We'll move that up to the very top and rename that finger. I'll zoom in so I can see and then grab my Pen Tool and draw a mask. Let me go down to the second joints, so good coverage of the finger, up across the nail. I don't want any of the cheek or the shadow. This should be accurate enough to really separate out the finger.
I'll turn off the other layers, you can see the finger by itself. I'm going to turn off the blurry layers for now just so I can see the original footage in this new finger. Now, the segments between the points by default are linear, they're very hard edged. I really want a curvy mask to really follow the shape of the finger. One really good way to do that is to double click one of the lines on the mask, select the entire thing and go to Layer, > Mask and Shape Path > RotoBezier. What that does is it places the entire mask in a special mode that allows you to use another tool, which is called Convert Vertex Tool, looks like a little arrow.
If that point is selected at more than one point, if you click drag over a point, either round it, as you go to the right, or make it hard and linear as you go the left. I can also alter individual points. I can click off, select the points, and with that tool continue to refine it. For instance, curvier, I can go from one to another to another. This will work on individual ones or groups of points. So, I want it nice and round on the tip of the finger there. Here we go.
Now, since we are moving with this video, we definitely need to animate this over time.
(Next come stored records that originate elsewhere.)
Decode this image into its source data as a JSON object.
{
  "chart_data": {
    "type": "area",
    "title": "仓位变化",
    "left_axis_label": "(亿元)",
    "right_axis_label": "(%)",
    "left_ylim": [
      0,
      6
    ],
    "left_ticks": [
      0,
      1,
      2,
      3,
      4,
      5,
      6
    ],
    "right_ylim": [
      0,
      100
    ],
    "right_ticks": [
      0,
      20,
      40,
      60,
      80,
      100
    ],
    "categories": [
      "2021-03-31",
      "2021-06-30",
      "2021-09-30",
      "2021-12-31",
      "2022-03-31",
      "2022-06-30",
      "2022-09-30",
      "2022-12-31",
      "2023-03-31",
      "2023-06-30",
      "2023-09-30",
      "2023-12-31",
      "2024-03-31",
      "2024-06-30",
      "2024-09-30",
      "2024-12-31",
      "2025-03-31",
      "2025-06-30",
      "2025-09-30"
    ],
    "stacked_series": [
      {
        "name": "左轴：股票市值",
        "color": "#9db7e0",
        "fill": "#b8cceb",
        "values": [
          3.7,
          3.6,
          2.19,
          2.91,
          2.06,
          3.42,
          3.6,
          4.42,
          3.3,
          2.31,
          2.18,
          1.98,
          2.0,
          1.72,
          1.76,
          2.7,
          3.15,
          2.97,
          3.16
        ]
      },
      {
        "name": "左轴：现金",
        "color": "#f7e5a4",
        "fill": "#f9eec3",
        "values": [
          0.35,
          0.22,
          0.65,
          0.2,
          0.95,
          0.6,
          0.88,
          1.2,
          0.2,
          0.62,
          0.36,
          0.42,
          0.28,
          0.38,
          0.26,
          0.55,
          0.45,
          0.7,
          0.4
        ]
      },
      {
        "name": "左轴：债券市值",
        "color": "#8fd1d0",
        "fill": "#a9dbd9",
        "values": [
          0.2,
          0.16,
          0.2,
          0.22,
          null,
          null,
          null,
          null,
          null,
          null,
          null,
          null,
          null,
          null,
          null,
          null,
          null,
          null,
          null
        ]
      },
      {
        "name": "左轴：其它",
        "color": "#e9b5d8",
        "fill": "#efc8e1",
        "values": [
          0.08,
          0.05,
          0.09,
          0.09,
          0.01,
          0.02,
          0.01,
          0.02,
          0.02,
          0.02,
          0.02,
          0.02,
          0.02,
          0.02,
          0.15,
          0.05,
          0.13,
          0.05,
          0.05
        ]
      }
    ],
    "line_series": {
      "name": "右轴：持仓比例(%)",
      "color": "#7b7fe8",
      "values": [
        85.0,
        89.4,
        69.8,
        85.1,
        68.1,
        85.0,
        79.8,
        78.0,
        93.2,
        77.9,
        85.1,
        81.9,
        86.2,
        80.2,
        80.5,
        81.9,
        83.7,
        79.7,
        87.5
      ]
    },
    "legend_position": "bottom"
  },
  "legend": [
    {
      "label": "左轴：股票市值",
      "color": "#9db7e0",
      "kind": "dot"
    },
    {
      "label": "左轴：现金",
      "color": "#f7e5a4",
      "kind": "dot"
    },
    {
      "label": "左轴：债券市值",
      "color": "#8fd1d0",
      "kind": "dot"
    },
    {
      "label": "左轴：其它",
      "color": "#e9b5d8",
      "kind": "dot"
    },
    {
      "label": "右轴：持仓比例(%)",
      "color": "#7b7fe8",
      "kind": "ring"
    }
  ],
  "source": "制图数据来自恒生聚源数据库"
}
So, I'm going to ahead and click on the Mask Path time icon. Now, I should be more careful about where I place the keyframes. Instead of just simply bisecting, it's actually better to pick some important moments in the action. For example, if I go to Frame 94, this is the frame where the finger presses in the most deeply on the face. Now, you'll learn this just by looking at the footage and just making notes. So, if this is Frame 94, I would make sure to fit it here.
You can scale the entire mask, rotate it, and Escape to get out of the transform, move individual points, whatever it takes to really fit this. Another point of frame would be Frame 108, and I'm using the time field over here to be more accurate. Another point where there is contact -- this is close to my first keyframe, in fact I'll get rid of my initial one, because that was a little bit haphazard. Some of these other places that it would be important, this is the first frame where the finger starts to cross that field where I want to put the tattoo.
Now, here the shape's significantly different, so I have to spend some time altering the shape of this mask. I just want the finger, Frame 115. This is where the finger finally leaves that area, so this has to be the last keyframe. So, between 70 and 115, that's a critical area. So, now that I've established my most important keyframes, what I could do is then bisect the remaining frames, and I'll have to have a fairly high number of keyframes here, because the way the finger changes shape, and I want to be as tight as possible.
Now, the edge of the mask is very hard. If I turn off the background layer and hide the mask, I can see it's a very hard edge. We probably want a slight feather to blend this better, so what I can do is set the Mask Feather to 2. Now, I can't finish rotoscoping in real- time during this video, but I'll let you continue to work on it. Now, one trick for examining your keyframes is to use these arrows right here beside Mask Path. This will allow you to jump to the next or previous keyframe.
We've duplicated the Footage layer and rotoscoped it to separate out the finger, so it becomes in the foreground. This is a common task in visual effects. Why is that useful? Well, to make sure that that foreground element is not occluded by some other layer, and also so we can place other elements, like the tattoo artwork, behind it.